Bluebeard by Kurt Vonnegut was first published in 1987 and is the hoax autobiography of Rabo Karabekian. This novel is laced with many parallels to Vonnegut’s own life. Much more so than his other novels as they all include aspects, either references or core experiences, from his personal history. Regardless of any level of direct association between author and text, this book was fun to read because it focuses on a changing history within America (and the world) mostly around art, war, and the changing of generations and what is remaining, fading, or gaining the spotlight of world events.
This novel centers around Rabo Karabekian, an aging artist and World War II vet, who has a secret locked away in his potato barn on Long Island. Along comes a younger, recently widowed, woman who invites herself to stay in his home and badgers him to tell her his life story. The result is in effect the entirety of this novel.

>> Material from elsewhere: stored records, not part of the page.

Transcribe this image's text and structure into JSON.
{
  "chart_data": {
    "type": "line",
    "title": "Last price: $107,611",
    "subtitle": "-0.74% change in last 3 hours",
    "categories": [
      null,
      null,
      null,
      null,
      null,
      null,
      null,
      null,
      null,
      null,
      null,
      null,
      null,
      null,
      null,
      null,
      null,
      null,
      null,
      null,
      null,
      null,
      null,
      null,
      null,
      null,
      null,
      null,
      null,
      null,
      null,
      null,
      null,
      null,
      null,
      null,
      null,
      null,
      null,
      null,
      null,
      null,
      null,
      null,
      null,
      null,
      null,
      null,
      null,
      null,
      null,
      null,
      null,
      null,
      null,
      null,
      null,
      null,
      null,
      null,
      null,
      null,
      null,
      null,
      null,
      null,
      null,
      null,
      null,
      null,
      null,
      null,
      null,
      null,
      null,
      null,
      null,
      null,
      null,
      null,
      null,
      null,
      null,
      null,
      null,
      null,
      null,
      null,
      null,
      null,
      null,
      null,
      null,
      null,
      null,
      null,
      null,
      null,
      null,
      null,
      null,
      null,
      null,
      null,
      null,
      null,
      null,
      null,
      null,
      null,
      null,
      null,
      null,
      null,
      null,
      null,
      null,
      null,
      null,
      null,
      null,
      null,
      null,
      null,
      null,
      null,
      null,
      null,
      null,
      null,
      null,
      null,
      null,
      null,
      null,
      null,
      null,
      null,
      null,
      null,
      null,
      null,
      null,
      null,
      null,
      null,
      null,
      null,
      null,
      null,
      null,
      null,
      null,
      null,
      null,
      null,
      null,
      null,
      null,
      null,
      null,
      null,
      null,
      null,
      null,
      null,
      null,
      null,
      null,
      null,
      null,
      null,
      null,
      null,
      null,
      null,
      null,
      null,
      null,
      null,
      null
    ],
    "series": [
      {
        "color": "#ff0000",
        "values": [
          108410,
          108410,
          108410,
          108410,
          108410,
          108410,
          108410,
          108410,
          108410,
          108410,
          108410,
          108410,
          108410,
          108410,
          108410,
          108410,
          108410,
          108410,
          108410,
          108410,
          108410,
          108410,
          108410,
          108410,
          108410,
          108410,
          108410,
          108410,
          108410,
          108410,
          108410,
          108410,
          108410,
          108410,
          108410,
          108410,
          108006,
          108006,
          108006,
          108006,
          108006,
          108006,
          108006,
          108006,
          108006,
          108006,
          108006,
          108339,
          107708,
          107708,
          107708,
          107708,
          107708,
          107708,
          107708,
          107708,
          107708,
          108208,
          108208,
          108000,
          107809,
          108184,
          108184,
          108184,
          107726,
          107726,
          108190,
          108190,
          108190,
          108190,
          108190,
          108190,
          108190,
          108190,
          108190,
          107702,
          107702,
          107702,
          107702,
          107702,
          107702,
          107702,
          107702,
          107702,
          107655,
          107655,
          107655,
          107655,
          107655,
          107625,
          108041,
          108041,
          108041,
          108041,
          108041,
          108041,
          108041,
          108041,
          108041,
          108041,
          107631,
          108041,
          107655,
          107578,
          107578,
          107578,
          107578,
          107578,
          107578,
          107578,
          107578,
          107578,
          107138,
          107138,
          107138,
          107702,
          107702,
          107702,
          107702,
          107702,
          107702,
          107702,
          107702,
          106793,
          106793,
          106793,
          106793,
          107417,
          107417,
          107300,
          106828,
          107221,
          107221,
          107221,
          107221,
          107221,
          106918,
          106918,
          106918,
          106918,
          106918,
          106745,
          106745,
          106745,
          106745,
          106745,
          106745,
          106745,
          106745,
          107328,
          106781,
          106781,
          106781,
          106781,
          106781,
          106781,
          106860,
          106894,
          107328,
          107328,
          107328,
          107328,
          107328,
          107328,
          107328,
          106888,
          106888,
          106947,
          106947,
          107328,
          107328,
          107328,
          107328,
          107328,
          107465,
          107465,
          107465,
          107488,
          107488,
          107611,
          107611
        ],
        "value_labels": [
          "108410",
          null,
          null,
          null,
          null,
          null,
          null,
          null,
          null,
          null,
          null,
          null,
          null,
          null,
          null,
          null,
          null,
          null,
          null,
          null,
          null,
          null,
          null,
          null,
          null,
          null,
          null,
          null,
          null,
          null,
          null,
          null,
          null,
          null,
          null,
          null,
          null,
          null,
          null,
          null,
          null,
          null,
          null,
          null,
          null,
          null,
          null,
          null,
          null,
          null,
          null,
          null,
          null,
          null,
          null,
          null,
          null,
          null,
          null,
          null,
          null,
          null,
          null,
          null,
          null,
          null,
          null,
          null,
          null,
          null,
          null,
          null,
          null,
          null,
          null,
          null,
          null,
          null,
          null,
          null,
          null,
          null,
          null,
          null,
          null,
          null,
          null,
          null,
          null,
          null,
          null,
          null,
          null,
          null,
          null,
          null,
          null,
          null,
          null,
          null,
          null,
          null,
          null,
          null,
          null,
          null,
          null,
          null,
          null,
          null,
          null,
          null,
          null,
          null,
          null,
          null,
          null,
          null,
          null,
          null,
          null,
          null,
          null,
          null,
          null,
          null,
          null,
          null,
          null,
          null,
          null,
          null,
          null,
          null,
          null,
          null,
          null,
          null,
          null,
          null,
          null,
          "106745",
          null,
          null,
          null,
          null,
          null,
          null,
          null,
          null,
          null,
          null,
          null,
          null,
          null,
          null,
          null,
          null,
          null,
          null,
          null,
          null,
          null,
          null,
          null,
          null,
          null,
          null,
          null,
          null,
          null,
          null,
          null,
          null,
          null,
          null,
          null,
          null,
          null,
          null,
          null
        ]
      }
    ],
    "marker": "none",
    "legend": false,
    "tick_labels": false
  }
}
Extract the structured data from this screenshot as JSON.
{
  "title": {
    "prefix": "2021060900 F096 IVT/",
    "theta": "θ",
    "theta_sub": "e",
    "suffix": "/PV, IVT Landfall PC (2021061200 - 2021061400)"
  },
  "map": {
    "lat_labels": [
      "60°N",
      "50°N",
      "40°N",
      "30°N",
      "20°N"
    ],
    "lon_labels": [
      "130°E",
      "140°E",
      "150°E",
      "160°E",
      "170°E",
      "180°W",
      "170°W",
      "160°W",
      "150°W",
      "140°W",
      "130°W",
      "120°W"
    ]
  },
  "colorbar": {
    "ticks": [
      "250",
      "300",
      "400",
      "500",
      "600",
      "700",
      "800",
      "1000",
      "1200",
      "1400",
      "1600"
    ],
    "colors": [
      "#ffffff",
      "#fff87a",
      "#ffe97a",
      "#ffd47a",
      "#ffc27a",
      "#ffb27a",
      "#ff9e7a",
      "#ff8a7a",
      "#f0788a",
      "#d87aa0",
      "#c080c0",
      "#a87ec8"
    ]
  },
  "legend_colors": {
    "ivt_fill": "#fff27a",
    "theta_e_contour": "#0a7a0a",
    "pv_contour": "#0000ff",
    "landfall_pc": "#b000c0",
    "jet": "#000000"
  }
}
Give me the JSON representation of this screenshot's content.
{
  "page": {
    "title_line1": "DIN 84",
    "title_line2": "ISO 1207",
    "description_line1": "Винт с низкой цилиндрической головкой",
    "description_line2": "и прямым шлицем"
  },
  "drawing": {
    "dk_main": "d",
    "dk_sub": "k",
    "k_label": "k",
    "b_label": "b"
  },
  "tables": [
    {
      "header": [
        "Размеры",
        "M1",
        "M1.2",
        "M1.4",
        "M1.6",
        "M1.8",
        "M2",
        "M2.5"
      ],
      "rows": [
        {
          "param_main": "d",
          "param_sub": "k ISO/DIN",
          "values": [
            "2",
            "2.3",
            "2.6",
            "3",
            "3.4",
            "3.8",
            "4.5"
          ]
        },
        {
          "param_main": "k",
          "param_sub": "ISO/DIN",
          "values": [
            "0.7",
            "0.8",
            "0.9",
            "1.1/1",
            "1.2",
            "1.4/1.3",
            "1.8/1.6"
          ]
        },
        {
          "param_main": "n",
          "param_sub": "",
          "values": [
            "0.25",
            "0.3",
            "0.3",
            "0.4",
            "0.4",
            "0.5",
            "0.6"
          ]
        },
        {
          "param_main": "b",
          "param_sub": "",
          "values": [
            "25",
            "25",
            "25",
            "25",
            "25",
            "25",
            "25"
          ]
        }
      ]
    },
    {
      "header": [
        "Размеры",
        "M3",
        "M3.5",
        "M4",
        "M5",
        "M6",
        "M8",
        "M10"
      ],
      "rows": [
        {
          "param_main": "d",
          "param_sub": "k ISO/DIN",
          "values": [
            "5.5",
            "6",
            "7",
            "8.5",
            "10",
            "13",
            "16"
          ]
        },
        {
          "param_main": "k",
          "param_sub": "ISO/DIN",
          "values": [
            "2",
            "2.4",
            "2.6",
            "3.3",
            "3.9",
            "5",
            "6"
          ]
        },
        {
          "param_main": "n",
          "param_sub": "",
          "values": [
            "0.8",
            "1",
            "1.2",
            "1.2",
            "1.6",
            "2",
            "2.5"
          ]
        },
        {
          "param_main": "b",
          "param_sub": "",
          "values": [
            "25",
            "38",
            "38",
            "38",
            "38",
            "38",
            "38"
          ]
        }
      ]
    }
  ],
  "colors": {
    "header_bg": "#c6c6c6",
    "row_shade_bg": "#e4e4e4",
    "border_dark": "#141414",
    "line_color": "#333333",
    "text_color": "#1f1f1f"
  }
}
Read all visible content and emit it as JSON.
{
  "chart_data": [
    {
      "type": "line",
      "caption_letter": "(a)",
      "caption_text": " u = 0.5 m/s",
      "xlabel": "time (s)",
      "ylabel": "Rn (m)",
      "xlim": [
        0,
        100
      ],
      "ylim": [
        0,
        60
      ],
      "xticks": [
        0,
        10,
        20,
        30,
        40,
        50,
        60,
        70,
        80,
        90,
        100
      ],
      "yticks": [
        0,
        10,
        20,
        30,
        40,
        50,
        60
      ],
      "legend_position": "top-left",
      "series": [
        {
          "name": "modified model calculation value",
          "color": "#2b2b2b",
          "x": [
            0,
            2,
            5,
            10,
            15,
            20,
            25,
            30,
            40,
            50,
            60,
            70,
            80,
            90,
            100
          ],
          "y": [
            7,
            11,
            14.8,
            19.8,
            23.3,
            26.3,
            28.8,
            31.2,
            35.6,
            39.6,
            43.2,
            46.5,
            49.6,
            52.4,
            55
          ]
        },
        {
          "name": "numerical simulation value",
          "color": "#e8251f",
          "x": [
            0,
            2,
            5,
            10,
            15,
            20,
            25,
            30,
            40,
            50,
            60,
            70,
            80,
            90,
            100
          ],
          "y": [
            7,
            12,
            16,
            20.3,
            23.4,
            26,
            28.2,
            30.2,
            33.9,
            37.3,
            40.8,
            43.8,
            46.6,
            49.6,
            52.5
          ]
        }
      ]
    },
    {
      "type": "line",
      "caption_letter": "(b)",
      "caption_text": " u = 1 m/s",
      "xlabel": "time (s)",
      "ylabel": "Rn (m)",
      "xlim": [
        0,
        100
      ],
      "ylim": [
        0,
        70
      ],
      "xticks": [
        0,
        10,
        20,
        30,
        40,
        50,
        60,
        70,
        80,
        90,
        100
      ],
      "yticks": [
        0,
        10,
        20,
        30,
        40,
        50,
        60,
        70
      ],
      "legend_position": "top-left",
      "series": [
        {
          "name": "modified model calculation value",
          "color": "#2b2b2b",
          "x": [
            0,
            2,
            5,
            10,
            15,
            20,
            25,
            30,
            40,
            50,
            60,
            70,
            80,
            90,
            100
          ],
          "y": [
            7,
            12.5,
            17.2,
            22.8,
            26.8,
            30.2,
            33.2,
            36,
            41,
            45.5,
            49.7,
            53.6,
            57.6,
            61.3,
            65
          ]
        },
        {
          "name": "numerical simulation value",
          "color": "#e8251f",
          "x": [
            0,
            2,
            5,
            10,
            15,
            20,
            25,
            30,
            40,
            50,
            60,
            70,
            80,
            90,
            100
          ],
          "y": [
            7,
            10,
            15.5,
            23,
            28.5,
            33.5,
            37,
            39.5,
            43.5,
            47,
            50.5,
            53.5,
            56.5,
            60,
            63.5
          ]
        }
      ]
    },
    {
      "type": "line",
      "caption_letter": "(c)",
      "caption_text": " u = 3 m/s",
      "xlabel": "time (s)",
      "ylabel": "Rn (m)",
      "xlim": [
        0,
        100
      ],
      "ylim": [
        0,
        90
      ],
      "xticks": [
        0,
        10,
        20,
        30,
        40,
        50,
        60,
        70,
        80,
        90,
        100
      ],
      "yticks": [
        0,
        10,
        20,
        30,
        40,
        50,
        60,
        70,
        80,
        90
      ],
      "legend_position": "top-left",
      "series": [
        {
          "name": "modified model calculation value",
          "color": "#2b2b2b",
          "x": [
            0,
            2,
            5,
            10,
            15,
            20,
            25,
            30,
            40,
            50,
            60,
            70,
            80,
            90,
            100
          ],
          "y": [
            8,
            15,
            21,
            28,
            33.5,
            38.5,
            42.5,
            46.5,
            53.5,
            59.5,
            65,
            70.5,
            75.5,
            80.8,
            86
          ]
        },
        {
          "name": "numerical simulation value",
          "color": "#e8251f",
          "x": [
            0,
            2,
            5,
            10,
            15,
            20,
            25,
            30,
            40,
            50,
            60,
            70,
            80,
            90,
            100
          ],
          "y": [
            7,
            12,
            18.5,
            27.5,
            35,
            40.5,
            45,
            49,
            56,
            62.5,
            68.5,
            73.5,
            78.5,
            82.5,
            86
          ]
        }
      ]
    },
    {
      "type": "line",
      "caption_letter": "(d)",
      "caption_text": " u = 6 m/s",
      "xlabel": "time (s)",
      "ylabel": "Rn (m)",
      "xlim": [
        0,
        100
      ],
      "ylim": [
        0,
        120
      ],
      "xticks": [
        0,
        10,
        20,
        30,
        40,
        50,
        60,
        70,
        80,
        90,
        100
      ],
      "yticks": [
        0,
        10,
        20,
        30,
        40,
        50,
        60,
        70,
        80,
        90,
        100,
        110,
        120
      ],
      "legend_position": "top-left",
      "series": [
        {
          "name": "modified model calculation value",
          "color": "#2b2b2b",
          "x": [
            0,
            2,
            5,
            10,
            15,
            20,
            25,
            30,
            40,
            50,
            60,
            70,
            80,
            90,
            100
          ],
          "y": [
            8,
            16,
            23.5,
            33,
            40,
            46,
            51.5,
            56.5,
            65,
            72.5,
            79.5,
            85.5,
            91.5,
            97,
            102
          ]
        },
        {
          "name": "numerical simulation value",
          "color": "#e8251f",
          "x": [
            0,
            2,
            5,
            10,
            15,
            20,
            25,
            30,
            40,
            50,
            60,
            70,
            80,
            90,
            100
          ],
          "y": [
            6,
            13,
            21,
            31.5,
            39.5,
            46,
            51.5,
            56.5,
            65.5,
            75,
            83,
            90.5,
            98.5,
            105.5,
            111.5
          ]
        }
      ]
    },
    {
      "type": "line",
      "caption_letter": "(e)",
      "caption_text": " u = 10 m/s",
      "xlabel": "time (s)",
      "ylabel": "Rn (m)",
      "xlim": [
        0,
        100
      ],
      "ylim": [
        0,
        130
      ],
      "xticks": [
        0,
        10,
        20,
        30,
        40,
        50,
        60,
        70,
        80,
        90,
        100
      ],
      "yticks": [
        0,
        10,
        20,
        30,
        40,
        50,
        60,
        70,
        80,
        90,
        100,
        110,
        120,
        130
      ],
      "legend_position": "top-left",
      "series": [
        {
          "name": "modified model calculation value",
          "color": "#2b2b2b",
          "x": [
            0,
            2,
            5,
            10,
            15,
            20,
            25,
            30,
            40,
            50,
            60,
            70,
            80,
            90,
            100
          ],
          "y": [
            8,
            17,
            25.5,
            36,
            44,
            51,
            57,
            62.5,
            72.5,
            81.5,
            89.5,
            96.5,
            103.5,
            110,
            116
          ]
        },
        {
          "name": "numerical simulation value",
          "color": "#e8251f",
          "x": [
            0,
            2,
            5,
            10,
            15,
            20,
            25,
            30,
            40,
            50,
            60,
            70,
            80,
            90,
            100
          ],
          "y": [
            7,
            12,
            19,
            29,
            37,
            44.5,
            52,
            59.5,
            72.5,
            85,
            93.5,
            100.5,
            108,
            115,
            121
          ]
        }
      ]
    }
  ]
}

Circe Berman, the widow in question, is tiresome at times with her efforts to uproot Rabo’s contentment with (or resignation to) the life he has led. I doubt anyone would really have put up with some of her behaviors, but her own vitality re-ignites the old man’s interests in life to the point he is no longer content just sitting around and waiting to die. This gives us our story and one which I recommend because Vonnegut again gives a narrative that provides a unique perspective of what life means on this small world and how we live together within it.
The celebrities of today will fade and new popular artists and persons will emerge. Each generation seems to have their own heroes and time is unrelenting. Rabo Karabekian was fine thinking he was a forgotten artist who possibly made it into a footnote of history. He had seen much change in the world and most of his friends were gone. His perspective of seeing a world that has somehow already moved on from such a major event as World War II is both incredulous and sorrowful.
Unfortunately, the technologies of today almost make it seem like newsworthy events are cycling through the front page faster and faster than ever before. The world has forgotten the realities of the World Wars and unfortunately quickly forgets the realities of yesterday leaving us no time to mourn or laugh or even ponder the moments that are making up our lives.
So, dear reader, I hope you remember to slow down and enjoy the life you have. Read books that make you feel, think, wonder, and learn. Read books that give you new perspectives. The world is rich with all types of experiences. Go forth and enjoy the time you have.